Source code for cerebras.pytorch.distributed

# Copyright 2016-2023 Cerebras Systems
# SPDX-License-Identifier: BSD-3-Clause

"""Get information about the current cluster setup."""

import os
from pathlib import Path
from typing import List, Optional

from cerebras.appliance.cluster_config import ClusterConfig
from cerebras.appliance.utils._contexts import ValueContext
from cerebras.appliance.utils.units import bytes_to_human
from cerebras.pytorch.utils.utils import get_dir_size

from .cluster_resolver import TaskRole
from .service_resolver import BaseServiceResolver
from .worker_state import WorkerState

# The current streaming batch sizes per box. The value is only available in the
# workers and must be queried using `get_streaming_batch_size()` API below.
_STREAMING_BATCH_SIZES = ValueContext(None)
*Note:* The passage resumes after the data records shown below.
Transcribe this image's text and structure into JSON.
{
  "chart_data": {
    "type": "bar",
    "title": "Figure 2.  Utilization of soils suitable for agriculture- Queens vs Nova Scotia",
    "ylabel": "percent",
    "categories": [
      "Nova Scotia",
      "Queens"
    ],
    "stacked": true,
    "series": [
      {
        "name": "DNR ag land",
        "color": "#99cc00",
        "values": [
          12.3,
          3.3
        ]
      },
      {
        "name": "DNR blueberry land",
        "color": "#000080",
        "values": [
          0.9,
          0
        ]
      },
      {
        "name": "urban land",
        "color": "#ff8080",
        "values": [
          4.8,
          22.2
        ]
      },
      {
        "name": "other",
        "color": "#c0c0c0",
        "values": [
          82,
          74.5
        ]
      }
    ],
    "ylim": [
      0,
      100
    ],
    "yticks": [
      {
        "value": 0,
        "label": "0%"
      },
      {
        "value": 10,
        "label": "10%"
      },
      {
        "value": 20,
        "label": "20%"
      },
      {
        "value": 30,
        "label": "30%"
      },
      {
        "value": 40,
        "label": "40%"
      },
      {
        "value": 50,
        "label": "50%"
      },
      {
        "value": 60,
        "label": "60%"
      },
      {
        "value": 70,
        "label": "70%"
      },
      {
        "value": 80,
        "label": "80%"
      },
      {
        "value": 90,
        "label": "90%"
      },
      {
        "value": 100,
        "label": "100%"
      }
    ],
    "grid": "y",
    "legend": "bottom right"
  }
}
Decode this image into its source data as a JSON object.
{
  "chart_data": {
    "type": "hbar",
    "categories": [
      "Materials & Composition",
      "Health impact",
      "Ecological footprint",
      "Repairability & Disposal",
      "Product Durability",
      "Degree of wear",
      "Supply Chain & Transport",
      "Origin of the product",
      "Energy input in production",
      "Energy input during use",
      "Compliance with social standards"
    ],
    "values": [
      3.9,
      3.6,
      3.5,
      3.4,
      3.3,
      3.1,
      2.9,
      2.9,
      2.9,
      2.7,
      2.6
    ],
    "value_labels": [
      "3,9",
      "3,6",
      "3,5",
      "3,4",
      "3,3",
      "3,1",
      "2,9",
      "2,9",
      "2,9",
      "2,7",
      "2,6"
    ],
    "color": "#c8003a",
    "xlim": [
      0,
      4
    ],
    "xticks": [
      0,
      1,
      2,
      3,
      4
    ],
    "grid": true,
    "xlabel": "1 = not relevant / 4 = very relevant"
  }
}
[docs]def get_worker_state():
    """API exposing internal state info captured by each CSX Worker
    for the current run at a checkpoint step. This state info is
    represented in the :py:class:`DataLoaderCheckpoint` dataclass format:

    Returns:
        :py:class:`DataLoaderCheckpoint` instance holding worker state information
        at the checkpoint step

    .. note::
        - This method may only be called inside of a custom implementation of `state_dict` for
        dataloaders conforming to the :py:class:`RestartableDataLoader` protocol, since
        `state_dict` is well-defined only at a checkpoint step.
        - Use this method to save any of the aforementioned state info recorded by each worker
        when defining `state_dict` for custom implementations of restartable dataloaders.
        - This state info captured by each worker is for the current run only, i.e. if you pause and
        restart a run, the counters gathering information returned by this function will be reset.
    """
    return WorkerState.get_worker_state()


def service_resolver():
    resolver = BaseServiceResolver.get_resolver()
    return resolver


def num_tasks():
    """Returns total number of tasks in the cluster."""
    return service_resolver().cluster_resolver.num_tasks


def num_streamers():
    """Returns total number of tasks responsible for streaming inputs."""
    return len(service_resolver().streamer_ordinals())


def num_receivers():
    """Returns total number of tasks responsible for receiving outputs."""
    return len(service_resolver().receiver_ordinals())


def get_ordinal():
    """Returns the ordinal number of the current task."""
    return service_resolver().cluster_resolver.rank


def get_streaming_rank():
    """Returns the rank of the current task among streamers."""
    streamers = sorted(service_resolver().streamer_ordinals())
    ordinal = get_ordinal()
    assert ordinal in streamers, f"Ordinal {ordinal} is not a streamer."
    return streamers.index(ordinal)


def get_streaming_batch_size(
    effective_batch_size: int, global_rank: Optional[int] = None
) -> int:
    """Returns the streaming batch size of the given task.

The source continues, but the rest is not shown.